O motorista da Carris que foi queimado durante o ataque ao autocarro que conduzia, numa das noites dos tumultos na Grande Lisboa, após a morte de Odair Moniz, há um mês, recordou a noite do ataque e afirmou que ainda pediu para que o deixassem sair do autocarro, mas os atacantes não deixaram. O homem acabou por ficar com várias partes do corpo queimadas e por ser internado na unidade de cuidados intensivos.

 

"Começam a enviar cocktails molotov para cima de mim. Sinto logo que fica um cheiro de combustível. Foi só um indivíduo dar faísca e eu começo a pegar fogo. A chama foi toda ao meu encontro. (…) Porque é que não me deixaram sair e pegavam fogo ao autocarro? Eu pedi para me deixarem sair", questiona o motorista, em entrevista à TVI.

Antes de fugir do autocarro, o motorista só teve tempo de pegar no telemóvel "com a mão esquerda, que estava a arder".

Já na rua, começou a correr e a gritar por uma ambulância, enquanto apagava o fogo "da cara e da cabeça com a mão direita". "Tanto que olho para a mão e a pele, literalmente, saiu toda. Ficou em carne viva", recordou o homem.

Quando as equipas de emergência chegaram, o motorista estava numa rua sem saída, sozinho, e a ambulância não conseguia chegar até ao local. "Então tive de andar o trajeto todo até à ambulância, uns 150 metros a subir, a cambalear. Chego à ambulância já mais para lá do que para cá.

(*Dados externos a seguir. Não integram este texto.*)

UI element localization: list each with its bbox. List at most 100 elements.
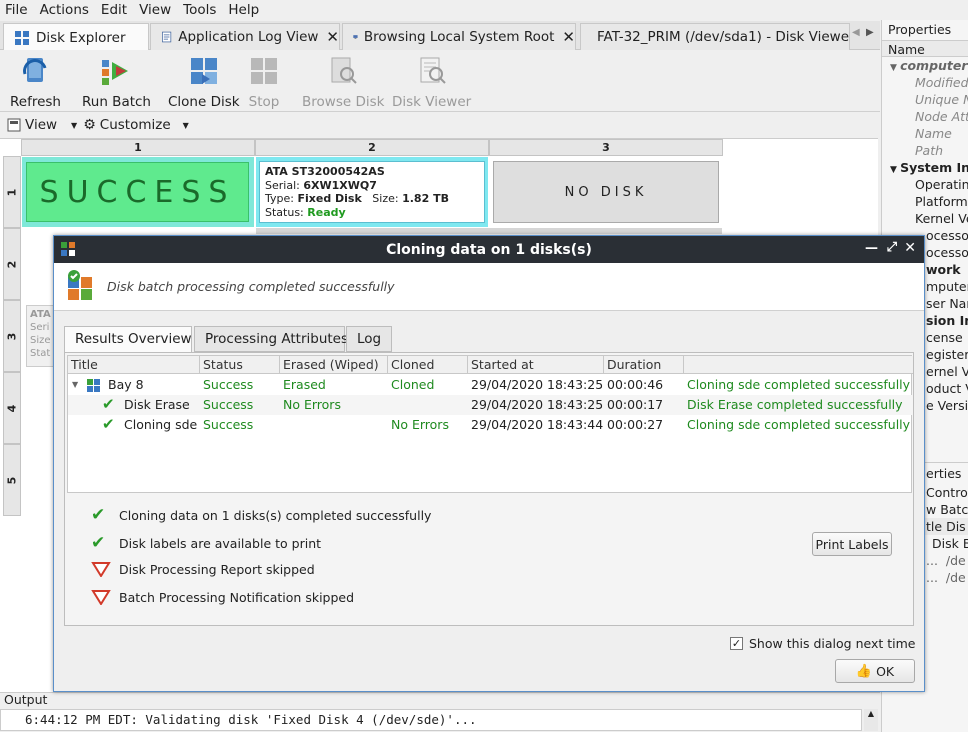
row-header[interactable]: 3 <box>3 300 21 372</box>
menu-tools[interactable]: Tools <box>178 2 221 18</box>
row-header[interactable]: 2 <box>3 228 21 300</box>
table-row[interactable]: ✔ Disk Erase Success No Errors 29/04/202… <box>68 395 913 415</box>
summary-item: Batch Processing Notification skipped <box>91 589 354 605</box>
property-item[interactable]: ▼ computer <box>882 57 968 74</box>
menu-edit[interactable]: Edit <box>96 2 132 18</box>
refresh-icon <box>23 58 47 82</box>
property-item[interactable]: Node Att <box>882 108 968 125</box>
column-header[interactable]: 2 <box>255 139 489 156</box>
checkmark-icon: ✔ <box>102 415 115 433</box>
summary-item: Disk Processing Report skipped <box>91 561 315 577</box>
row-header[interactable]: 5 <box>3 444 21 516</box>
grid-icon <box>15 30 29 45</box>
column-header[interactable]: Duration <box>604 356 684 374</box>
success-banner: SUCCESS <box>26 162 249 222</box>
disk-model: ATA ST32000542AS <box>265 165 385 178</box>
menu-file[interactable]: File <box>0 2 33 18</box>
property-item[interactable]: Path <box>882 142 968 159</box>
stop-button[interactable]: Stop <box>248 54 280 110</box>
browse-disk-button[interactable]: Browse Disk <box>302 54 384 110</box>
column-header[interactable]: Erased (Wiped) <box>280 356 388 374</box>
column-header[interactable]: Started at <box>468 356 604 374</box>
column-header[interactable] <box>684 356 913 374</box>
tab-browsing-root[interactable]: Browsing Local System Root ✕ <box>342 23 576 50</box>
view-bar: View ▼ ⚙ Customize ▼ <box>0 113 880 137</box>
menu-view[interactable]: View <box>134 2 176 18</box>
bay-cell-disk[interactable]: ATA ST32000542AS Serial: 6XW1XWQ7 Type: … <box>256 157 488 227</box>
dialog-title: Cloning data on 1 disks(s) <box>386 241 592 258</box>
bay-cell-empty[interactable]: NO DISK <box>490 157 722 227</box>
menu-help[interactable]: Help <box>223 2 264 18</box>
row-header[interactable]: 1 <box>3 156 21 228</box>
property-item[interactable]: Unique N <box>882 91 968 108</box>
output-title: Output <box>4 692 48 707</box>
dialog-header-text: Disk batch processing completed successf… <box>107 279 395 294</box>
collapse-icon[interactable]: ▼ <box>72 380 78 389</box>
property-item[interactable]: ▼ System In <box>882 159 968 176</box>
tab-scroll-left-icon[interactable]: ◀ <box>852 27 860 38</box>
disk-type: Fixed Disk <box>297 192 362 205</box>
row-header[interactable]: 4 <box>3 372 21 444</box>
maximize-icon[interactable]: ⤢ <box>887 240 897 255</box>
column-header[interactable]: Cloned <box>388 356 468 374</box>
tab-label: FAT-32_PRIM (/dev/sda1) - Disk Viewer <box>597 29 850 45</box>
column-header[interactable]: 1 <box>21 139 255 156</box>
gear-icon: ⚙ <box>83 117 96 133</box>
checkmark-icon: ✔ <box>91 505 106 525</box>
close-icon[interactable]: ✕ <box>326 28 339 46</box>
show-next-time-checkbox[interactable]: ✓ <box>730 637 743 650</box>
refresh-button[interactable]: Refresh <box>10 54 61 110</box>
output-scrollbar[interactable]: ▲ <box>864 709 878 731</box>
bay-cell-row3[interactable]: ATA Seri Size Stat <box>26 305 54 367</box>
table-row[interactable]: ✔ Cloning sde Success No Errors 29/04/20… <box>68 415 913 435</box>
view-menu[interactable]: View ▼ <box>7 117 77 133</box>
clone-disk-button[interactable]: Clone Disk <box>168 54 240 110</box>
disk-viewer-button[interactable]: Disk Viewer <box>392 54 471 110</box>
summary-item: ✔ Cloning data on 1 disks(s) completed s… <box>91 505 432 525</box>
tab-label: Browsing Local System Root <box>363 29 555 45</box>
minimize-icon[interactable]: — <box>865 241 878 256</box>
results-panel: Title Status Erased (Wiped) Cloned Start… <box>64 352 914 626</box>
skipped-warning-icon <box>91 562 111 577</box>
tab-disk-viewer[interactable]: FAT-32_PRIM (/dev/sda1) - Disk Viewer <box>580 23 850 50</box>
disk-info-card: ATA ST32000542AS Serial: 6XW1XWQ7 Type: … <box>259 161 485 223</box>
property-item[interactable]: Kernel Ve <box>882 210 968 227</box>
tab-application-log[interactable]: Application Log View ✕ <box>150 23 340 50</box>
property-item[interactable]: Name <box>882 125 968 142</box>
properties-title: Properties <box>888 22 952 37</box>
table-row[interactable]: ▼ Bay 8 Success Erased Cloned 29/04/2020… <box>68 375 913 395</box>
close-icon[interactable]: ✕ <box>904 240 916 256</box>
output-log-line: 6:44:12 PM EDT: Validating disk 'Fixed D… <box>0 709 862 731</box>
close-icon[interactable]: ✕ <box>562 28 575 46</box>
property-item[interactable]: Platform <box>882 193 968 210</box>
column-header[interactable]: 3 <box>489 139 723 156</box>
log-icon <box>162 31 172 43</box>
run-batch-button[interactable]: Run Batch <box>82 54 151 110</box>
print-labels-button[interactable]: Print Labels <box>812 532 892 556</box>
computer-icon <box>353 35 358 39</box>
dialog-header: Disk batch processing completed successf… <box>54 263 924 311</box>
summary-item: ✔ Disk labels are available to print <box>91 533 322 553</box>
tab-bar: Disk Explorer Application Log View ✕ Bro… <box>0 21 880 51</box>
tab-results-overview[interactable]: Results Overview <box>64 326 192 353</box>
toolbar: Refresh Run Batch Clone Disk Stop Browse… <box>0 50 880 112</box>
output-panel: Output 6:44:12 PM EDT: Validating disk '… <box>0 692 880 732</box>
property-item[interactable]: Operatin <box>882 176 968 193</box>
menu-actions[interactable]: Actions <box>35 2 94 18</box>
property-item[interactable]: Modified <box>882 74 968 91</box>
bay-cell-success[interactable]: SUCCESS <box>22 157 254 227</box>
customize-menu[interactable]: ⚙ Customize ▼ <box>83 117 189 133</box>
tab-log[interactable]: Log <box>346 326 392 352</box>
run-batch-icon <box>102 60 129 85</box>
disk-status: Ready <box>307 205 346 219</box>
tab-processing-attributes[interactable]: Processing Attributes <box>194 326 348 352</box>
tab-label: Application Log View <box>178 29 319 45</box>
column-header[interactable]: Title <box>68 356 200 374</box>
ok-button[interactable]: 👍 OK <box>835 659 915 683</box>
dialog-title-bar[interactable]: Cloning data on 1 disks(s) — ⤢ ✕ <box>54 236 924 263</box>
tab-disk-explorer[interactable]: Disk Explorer <box>3 23 149 51</box>
column-header[interactable]: Status <box>200 356 280 374</box>
tab-scroll-right-icon[interactable]: ▶ <box>866 27 874 38</box>
properties-column[interactable]: Name <box>882 40 968 57</box>
bay-cell-row2[interactable] <box>256 228 722 234</box>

Induzem-me logo em coma e aí apago. A partir daí só acordo uma semana depois", lembrou.

"Estava no dia errado à hora errada"

Um mês depois do ataque, o motorista só quer recuperar para poder regressar ao trabalho, mas não tem dúvidas de que o trauma lhe "vai ficar para a vida". "Não faço mal a ninguém. Tenho o meu pai com Alzheimer, ajudo sempre o próximo e aconteceu-me a mim, não sei porquê. Estava no dia errado à hora errada", afirmou a vítima.

Por causa das queimaduras, o homem ficou com lesões nas mãos, tornozelos e ainda está a fazer exames para saber se tem lesões nos pulmões. A recuperação é "lenta" e não está a ser fácil.

"Olho para as minhas mãos e não gosto, não tenho paciência porque é uma recuperação lenta. Tenho muitas dores, tanto com frio como com sol. Marcaram-me sem motivo aparente", desabafou o motorista.

"Espero que paguem pelo que me fizeram"

Aos autores do ataque, o motorista da Carris só pede que se "faça justiça". "Estas pessoas têm de ser presas e pagar por aquilo que fizeram. Isto vai ser um marco para a minha vida toda", afirmou.

Questionado sobre se algum dia conseguirá perdoar, o homem afirmou que "não aceitaria um pedido de desculpas". "Isto não se faz a ninguém. Ainda por cima a uma pessoa que está a trabalhar, a fazer o seu trabalho. Isto não tem desculpa. Foi o pior momento da minha vida, garantidamente. Vi a minha vida a fugir. Tive o instinto de sobrevivência. Hoje pergunto-me como consegui", rematou.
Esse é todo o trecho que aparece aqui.